Location: Carl Hayden Bee Research CenterTitle: Honey bee (Apis mellifera) nurses do not consume pollens based on their nutritional quality
Submitted to: PLoS ONE
Publication Type: Peer Reviewed Journal
Publication Acceptance Date: 12/27/2017
Publication Date: 1/11/2018
Citation: Corby-Harris, V.L., Snyder, L.A., Meador, C.A., Ayotte, T.C. 2018. Honey bee (Apis mellifera) nurses do not consume pollens based on their nutritional quality. PLoS One. 13(1):e0191050. https://doi.org/10.1371/journal.pone.0191050.
Interpretive Summary: Honey bees choose from a variety of floral resources from which to gather pollen, the primary source of their protein and lipid requirements. Past research has shown that bumble bees optimize the types of pollens they eat in order to optimize their health. We reasoned that honey bee nurse workers would perform similar behaviors, and prefer pollens that confer the greatest degree of tissue development. We conducted studies to assess the nutritional value of pollen and a series of assays to test whether nurses choose among natural pollen, supplemented pollens, or liquid diets with lipid and protein content similar to natural pollens. We find that, although pollen, protein, and lipids, are important for hypopharyngeal gland (HG) development, nurse bees do not discriminate between high and low quality diets. This suggests that, although certain pollens provide a greater benefit per unit of consumption, honey bee nurses either cannot or do not discriminate among pollens based on nutrition.

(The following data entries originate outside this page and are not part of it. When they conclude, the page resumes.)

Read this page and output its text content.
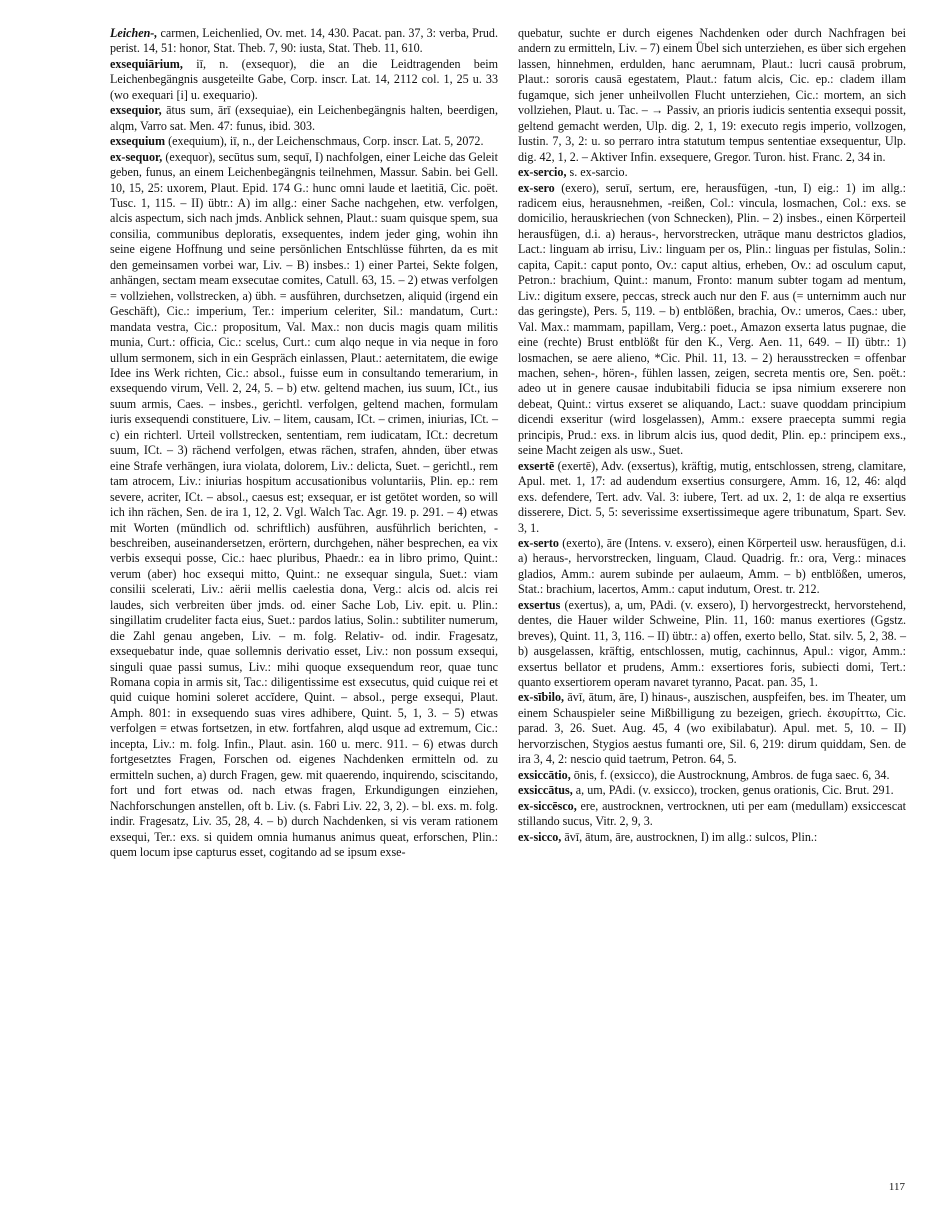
Leichen-, carmen, Leichenlied, Ov. met. 14, 430. Pacat. pan. 37, 3: verba, Prud. perist. 14, 51: honor, Stat. Theb. 7, 90: iusta, Stat. Theb. 11, 610.
exsequiārium, iī, n. (exsequor), die an die Leidtragenden beim Leichenbegängnis ausgeteilte Gabe, Corp. inscr. Lat. 14, 2112 col. 1, 25 u. 33 (wo exequari [i] u. exequario).
exsequior, ātus sum, ārī (exsequiae), ein Leichenbegängnis halten, beerdigen, alqm, Varro sat. Men. 47: funus, ibid. 303.
exsequium (exequium), iī, n., der Leichenschmaus, Corp. inscr. Lat. 5, 2072.
ex-sequor, (exequor), secūtus sum, sequī, I) nachfolgen, einer Leiche das Geleit geben, funus, an einem Leichenbegängnis teilnehmen, Massur. Sabin. bei Gell. 10, 15, 25: uxorem, Plaut. Epid. 174 G.: hunc omni laude et laetitiā, Cic. poët. Tusc. 1, 115. – II) übtr.: A) im allg.: einer Sache nachgehen, etw. verfolgen, alcis aspectum, sich nach jmds. Anblick sehnen, Plaut.: suam quisque spem, sua consilia, communibus deploratis, exsequentes, indem jeder ging, wohin ihn seine eigene Hoffnung und seine persönlichen Entschlüsse führten, da es mit den gemeinsamen vorbei war, Liv. – B) insbes.: 1) einer Partei, Sekte folgen, anhängen, sectam meam exsecutae comites, Catull. 63, 15. – 2) etwas verfolgen = vollziehen, vollstrecken, a) übh. = ausführen, durchsetzen, aliquid (irgend ein Geschäft), Cic.: imperium, Ter.: imperium celeriter, Sil.: mandatum, Curt.: mandata vestra, Cic.: propositum, Val. Max.: non ducis magis quam militis munia, Curt.: officia, Cic.: scelus, Curt.: cum alqo neque in via neque in foro ullum sermonem, sich in ein Gespräch einlassen, Plaut.: aeternitatem, die ewige Idee ins Werk richten, Cic.: absol., fuisse eum in consultando temerarium, in exsequendo virum, Vell. 2, 24, 5. – b) etw. geltend machen, ius suum, ICt., ius suum armis, Caes. – insbes., gerichtl. verfolgen, geltend machen, formulam iuris exsequendi constituere, Liv. – litem, causam, ICt. – crimen, iniurias, ICt. – c) ein richterl. Urteil vollstrecken, sententiam, rem iudicatam, ICt.: decretum suum, ICt. – 3) rächend verfolgen, etwas rächen, strafen, ahnden, über etwas eine Strafe verhängen, iura violata, dolorem, Liv.: delicta, Suet. – gerichtl., rem tam atrocem, Liv.: iniurias hospitum accusationibus voluntariis, Plin. ep.: rem severe, acriter, ICt. – absol., caesus est; exsequar, er ist getötet worden, so will ich ihn rächen, Sen. de ira 1, 12, 2. Vgl. Walch Tac. Agr. 19. p. 291. – 4) etwas mit Worten (mündlich od. schriftlich) ausführen, ausführlich berichten, -beschreiben, auseinandersetzen, erörtern, durchgehen, näher besprechen, ea vix verbis exsequi posse, Cic.: haec pluribus, Phaedr.: ea in libro primo, Quint.: verum (aber) hoc exsequi mitto, Quint.: ne exsequar singula, Suet.: viam consilii scelerati, Liv.: aërii mellis caelestia dona, Verg.: alcis od. alcis rei laudes, sich verbreiten über jmds. od. einer Sache Lob, Liv. epit. u. Plin.: singillatim crudeliter facta eius, Suet.: pardos latius, Solin.: subtiliter numerum, die Zahl genau angeben, Liv. – m. folg. Relativ- od. indir. Fragesatz, exsequebatur inde, quae sollemnis derivatio esset, Liv.: non possum exsequi, singuli quae passi sumus, Liv.: mihi quoque exsequendum reor, quae tunc Romana copia in armis sit, Tac.: diligentissime est exsecutus, quid cuique rei et quid cuique homini soleret accĭdere, Quint. – absol., perge exsequi, Plaut. Amph. 801: in exsequendo suas vires adhibere, Quint. 5, 1, 3. – 5) etwas verfolgen = etwas fortsetzen, in etw. fortfahren, alqd usque ad extremum, Cic.: incepta, Liv.: m. folg. Infin., Plaut. asin. 160 u. merc. 911. – 6) etwas durch fortgesetztes Fragen, Forschen od. eigenes Nachdenken ermitteln od. zu ermitteln suchen, a) durch Fragen, gew. mit quaerendo, inquirendo, sciscitando, fort und fort etwas od. nach etwas fragen, Erkundigungen einziehen, Nachforschungen anstellen, oft b. Liv. (s. Fabri Liv. 22, 3, 2). – bl. exs. m. folg. indir. Fragesatz, Liv. 35, 28, 4. – b) durch Nachdenken, si vis veram rationem exsequi, Ter.: exs. si quidem omnia humanus animus queat, erforschen, Plin.: quem locum ipse capturus esset, cogitando ad se ipsum exse-
quebatur, suchte er durch eigenes Nachdenken oder durch Nachfragen bei andern zu ermitteln, Liv. – 7) einem Übel sich unterziehen, es über sich ergehen lassen, hinnehmen, erdulden, hanc aerumnam, Plaut.: lucri causā probrum, Plaut.: sororis causā egestatem, Plaut.: fatum alcis, Cic. ep.: cladem illam fugamque, sich jener unheilvollen Flucht unterziehen, Cic.: mortem, an sich vollziehen, Plaut. u. Tac. – → Passiv, an prioris iudicis sententia exsequi possit, geltend gemacht werden, Ulp. dig. 2, 1, 19: executo regis imperio, vollzogen, Iustin. 7, 3, 2: u. so perraro intra statutum tempus sententiae exsequentur, Ulp. dig. 42, 1, 2. – Aktiver Infin. exsequere, Gregor. Turon. hist. Franc. 2, 34 in.
ex-sercio, s. ex-sarcio.
ex-sero (exero), seruī, sertum, ere, herausfügen, -tun, I) eig.: 1) im allg.: radicem eius, herausnehmen, -reißen, Col.: vincula, losmachen, Col.: exs. se domicilio, herauskriechen (von Schnecken), Plin. – 2) insbes., einen Körperteil herausfügen, d.i. a) heraus-, hervorstrecken, utrāque manu destrictos gladios, Lact.: linguam ab irrisu, Liv.: linguam per os, Plin.: linguas per fistulas, Solin.: capita, Capit.: caput ponto, Ov.: caput altius, erheben, Ov.: ad osculum caput, Petron.: brachium, Quint.: manum, Fronto: manum subter togam ad mentum, Liv.: digitum exsere, peccas, streck auch nur den F. aus (= unternimm auch nur das geringste), Pers. 5, 119. – b) entblößen, brachia, Ov.: umeros, Caes.: uber, Val. Max.: mammam, papillam, Verg.: poet., Amazon exserta latus pugnae, die eine (rechte) Brust entblößt für den K., Verg. Aen. 11, 649. – II) übtr.: 1) losmachen, se aere alieno, *Cic. Phil. 11, 13. – 2) herausstrecken = offenbar machen, sehen-, hören-, fühlen lassen, zeigen, secreta mentis ore, Sen. poët.: adeo ut in genere causae indubitabili fiducia se ipsa nimium exserere non debeat, Quint.: virtus exseret se aliquando, Lact.: suave quoddam principium dicendi exseritur (wird losgelassen), Amm.: exsere praecepta summi regia principis, Prud.: exs. in librum alcis ius, quod dedit, Plin. ep.: principem exs., seine Macht zeigen als usw., Suet.
exsertē (exertē), Adv. (exsertus), kräftig, mutig, entschlossen, streng, clamitare, Apul. met. 1, 17: ad audendum exsertius consurgere, Amm. 16, 12, 46: alqd exs. defendere, Tert. adv. Val. 3: iubere, Tert. ad ux. 2, 1: de alqa re exsertius disserere, Dict. 5, 5: severissime exsertissimeque agere tribunatum, Spart. Sev. 3, 1.
ex-serto (exerto), āre (Intens. v. exsero), einen Körperteil usw. herausfügen, d.i. a) heraus-, hervorstrecken, linguam, Claud. Quadrig. fr.: ora, Verg.: minaces gladios, Amm.: aurem subinde per aulaeum, Amm. – b) entblößen, umeros, Stat.: brachium, lacertos, Amm.: caput indutum, Orest. tr. 212.
exsertus (exertus), a, um, PAdi. (v. exsero), I) hervorgestreckt, hervorstehend, dentes, die Hauer wilder Schweine, Plin. 11, 160: manus exertiores (Ggstz. breves), Quint. 11, 3, 116. – II) übtr.: a) offen, exerto bello, Stat. silv. 5, 2, 38. – b) ausgelassen, kräftig, entschlossen, mutig, cachinnus, Apul.: vigor, Amm.: exsertus bellator et prudens, Amm.: exsertiores foris, subiecti domi, Tert.: quanto exsertiorem operam navaret tyranno, Pacat. pan. 35, 1.
ex-sībilo, āvī, ātum, āre, I) hinaus-, auszischen, auspfeifen, bes. im Theater, um einem Schauspieler seine Mißbilligung zu bezeigen, griech. ἐκσυρίττω, Cic. parad. 3, 26. Suet. Aug. 45, 4 (wo exibilabatur). Apul. met. 5, 10. – II) hervorzischen, Stygios aestus fumanti ore, Sil. 6, 219: dirum quiddam, Sen. de ira 3, 4, 2: nescio quid taetrum, Petron. 64, 5.
exsiccātio, ōnis, f. (exsicco), die Austrocknung, Ambros. de fuga saec. 6, 34.
exsiccātus, a, um, PAdi. (v. exsicco), trocken, genus orationis, Cic. Brut. 291.
ex-siccēsco, ere, austrocknen, vertrocknen, uti per eam (medullam) exsiccescat stillando sucus, Vitr. 2, 9, 3.
ex-sicco, āvī, ātum, āre, austrocknen, I) im allg.: sulcos, Plin.:
117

Technical Abstract: Honey bees (Apis mellifera) consume a variety of pollens to meet the majority of their requirements for protein and lipids. Recent work indicates that at both the colony and individual levels, honey bees prefer diets that reflect the proper ratio of nutrients necessary for optimal survival and homeostasis. This idea relies on the precept that honey bees evaluate the nutritional composition of the foods provided to them. While this has been shown in bumble bees, the data for honey bees are mixed. Here, we tested the hypothesis that honey bee nurses choose diets that optimize their development. We first determined the nutritional profile, number of plant taxa (richness), and degree of hypopharyngeal gland (HG) growth conferred by three honey bee collected pollens. We then presented nurses with these same three pollens in paired choice assays and measured consumption. To test whether the content or ratios of these macronutrients influenced preference, we presented bees with natural pollens supplemented with protein or lipids and liquid diets with protein and lipid ratios equal to the natural pollens. Different pollens conferred different degrees of HG growth, and nutritious pollens had higher levels of certain nutrients and lower protein to lipid ratios. Plant taxon richness did not influence HG size. Bees did not always choose the most nutritious pollens. Adding protein and/or lipids to less desirable pollens minimally increased pollen attractiveness, and nurses did not exhibit a strong preference for any of the three liquid diets. We conclude that different pollens provide different nutritional benefits, taxon richness does not impact HG size, and choice does not reflect pollen nutritional value.